15 de fevereiro de 2019 | _
E-mails trocados entre funcionários da Tüv Süd, empresa responsável por atestar a segurança da barragem da Mina do Córrego do Feijão, em Brumadinho, comprovam que a Vale pressionava os empregados. O conteúdo das mensagens foi relatado na decisão judicial que determinou a prisão de oito funcionários da mineradora nesta sexta-feira.

Em 13 de maio de 2018, o engenheiro Makoto Namba (Tüv Süd), enviou um e-mail a Arsênio Negro Júnior, Vinícius da Mota Wedekin e Marlísio Cecílio, todos empregados da Tüv Süd, às 22h16 alertando a instabilidade da barragem.

"O Marlísio está terminando os estudos de liquefação da Barragem I do Córrego do Feijão, mas tudo indica que não passará, ou seja, fator de segurança para a seção de maior altura será inferior ao mínimo de 1.3. Dessa maneira, a rigor, não podemos assinar a Declaração de Condição de Estabilidade da barragem, que tem como consequência a paralisação imediata de todas as atividades da Mina Córrego do Feijão”, escreveu Makoto Namba.

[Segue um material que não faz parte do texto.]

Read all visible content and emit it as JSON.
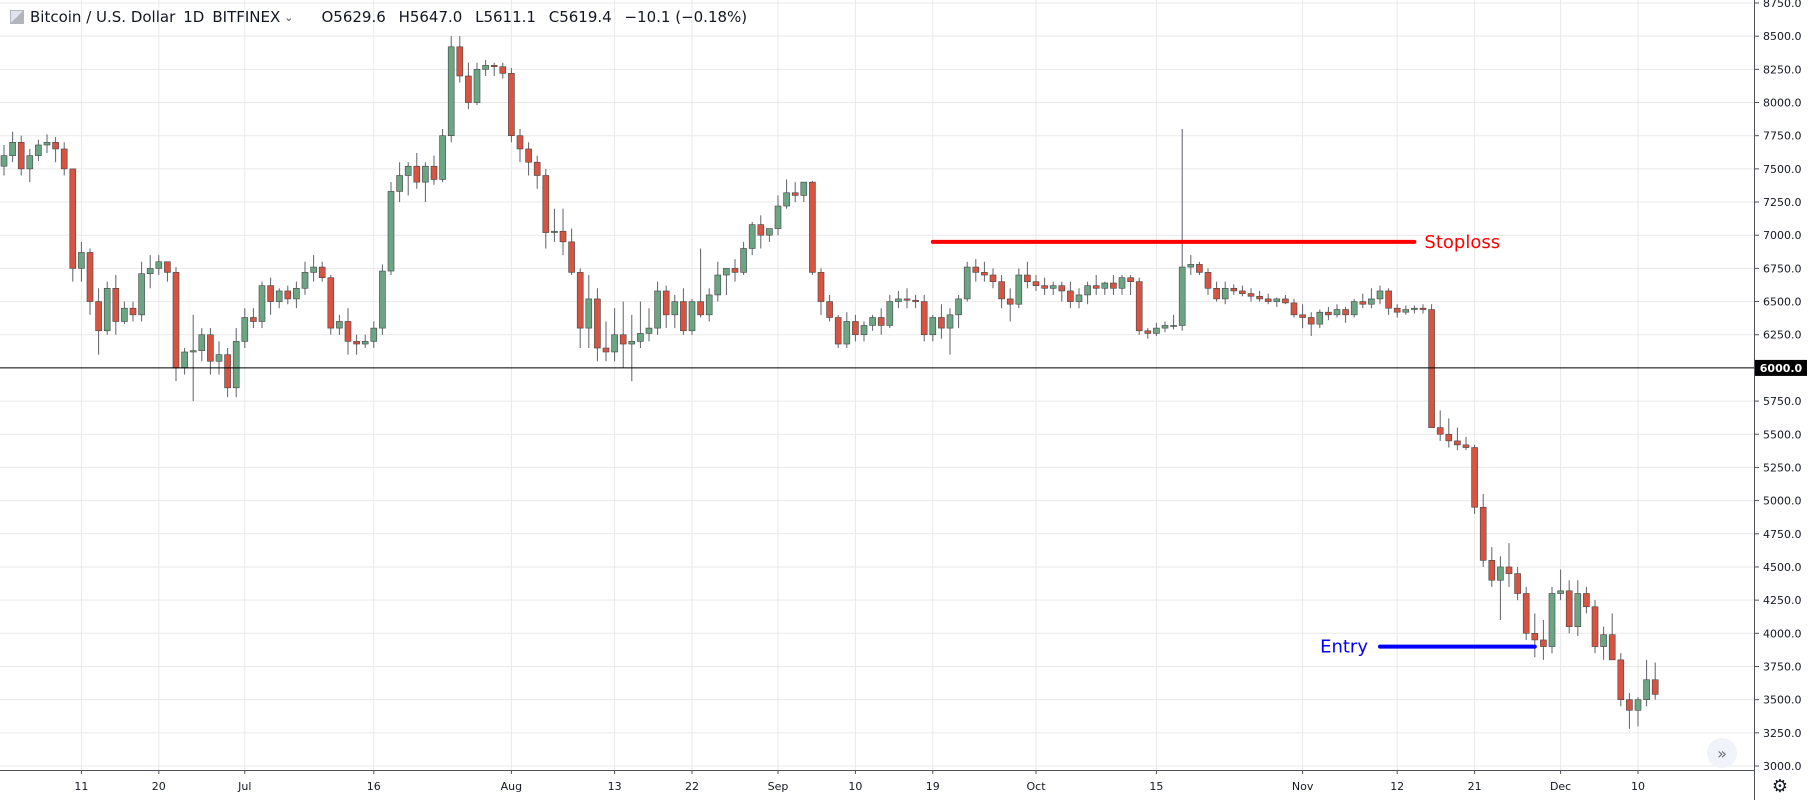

O engenheiro ainda informou que Felipe Figueiredo Rocha, integrante do setor de gestão de riscos geotécnicos da Vale, estava ciente da instabilidade. “O coordenador Felipe ligou na sexta-feira passada para saber como andavam os estudos, e sabendo da possibilidade da Barragem I não passar, comentou que todos os esforços serão feitos para aumentar o fator de segurança, como o rebaixamento do lençol freático, a ‘remineração’ do rejeito, etc... mas são todas soluções de longo prazo, que levarão de dois a três anos para surtir o efeito desejado”, disse no e-mail.

Makoto Namba contou no e-mail, que no outro dia teria uma reunião com a Vale, onde Marilene Christina Oliveira Lopes de Assis Araújo - que integra o setor de gestão de riscos geométricos da Vale e Cesar Grandchamps - geólogo da Vale, iriam questionar sobre assinatura atestando estabilidade da barragem.

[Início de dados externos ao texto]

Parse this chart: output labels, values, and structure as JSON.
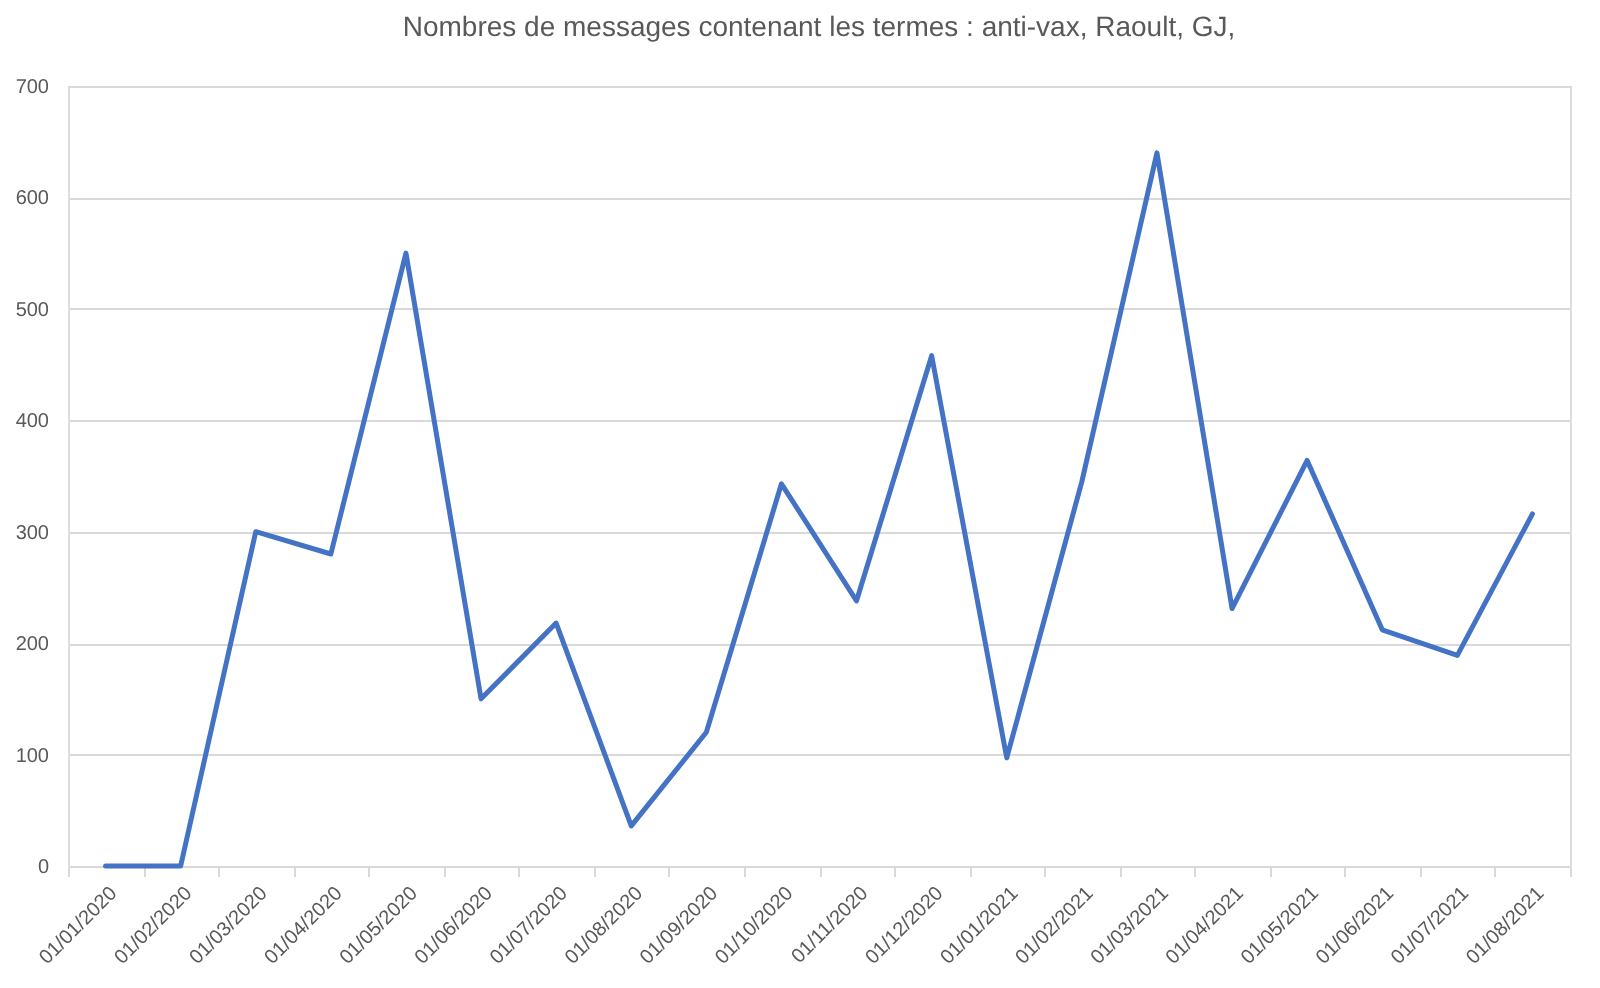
{
  "chart_data": {
    "type": "line",
    "title": "Nombres de messages contenant les termes :  anti-vax, Raoult, GJ,",
    "categories": [
      "01/01/2020",
      "01/02/2020",
      "01/03/2020",
      "01/04/2020",
      "01/05/2020",
      "01/06/2020",
      "01/07/2020",
      "01/08/2020",
      "01/09/2020",
      "01/10/2020",
      "01/11/2020",
      "01/12/2020",
      "01/01/2021",
      "01/02/2021",
      "01/03/2021",
      "01/04/2021",
      "01/05/2021",
      "01/06/2021",
      "01/07/2021",
      "01/08/2021"
    ],
    "series": [
      {
        "color": "#4472c4",
        "values": [
          0,
          0,
          300,
          280,
          550,
          150,
          218,
          36,
          120,
          343,
          238,
          458,
          97,
          345,
          640,
          231,
          364,
          212,
          189,
          316
        ]
      }
    ],
    "ylim": [
      0,
      700
    ],
    "yticks": [
      0,
      100,
      200,
      300,
      400,
      500,
      600,
      700
    ],
    "grid": "y",
    "line_style": "solid"
  }
}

“A primeira resposta que será dada é que os estudos ainda serão auditados pelo Leandro Moura, portanto, os resultados mostrados não são definitivos. O próprio estudo do Marlísio ainda não é definitivo. Mas como sempre a Vale irá nos jogar contra a parede e perguntar: e se não passar, irão assinar ou não? Para isso, teremos que ter a resposta da Corporação, com base nas nossas posições técnicas. Não para amanhã, mas precisamos discutir internamente, com urgência”, diz o texto.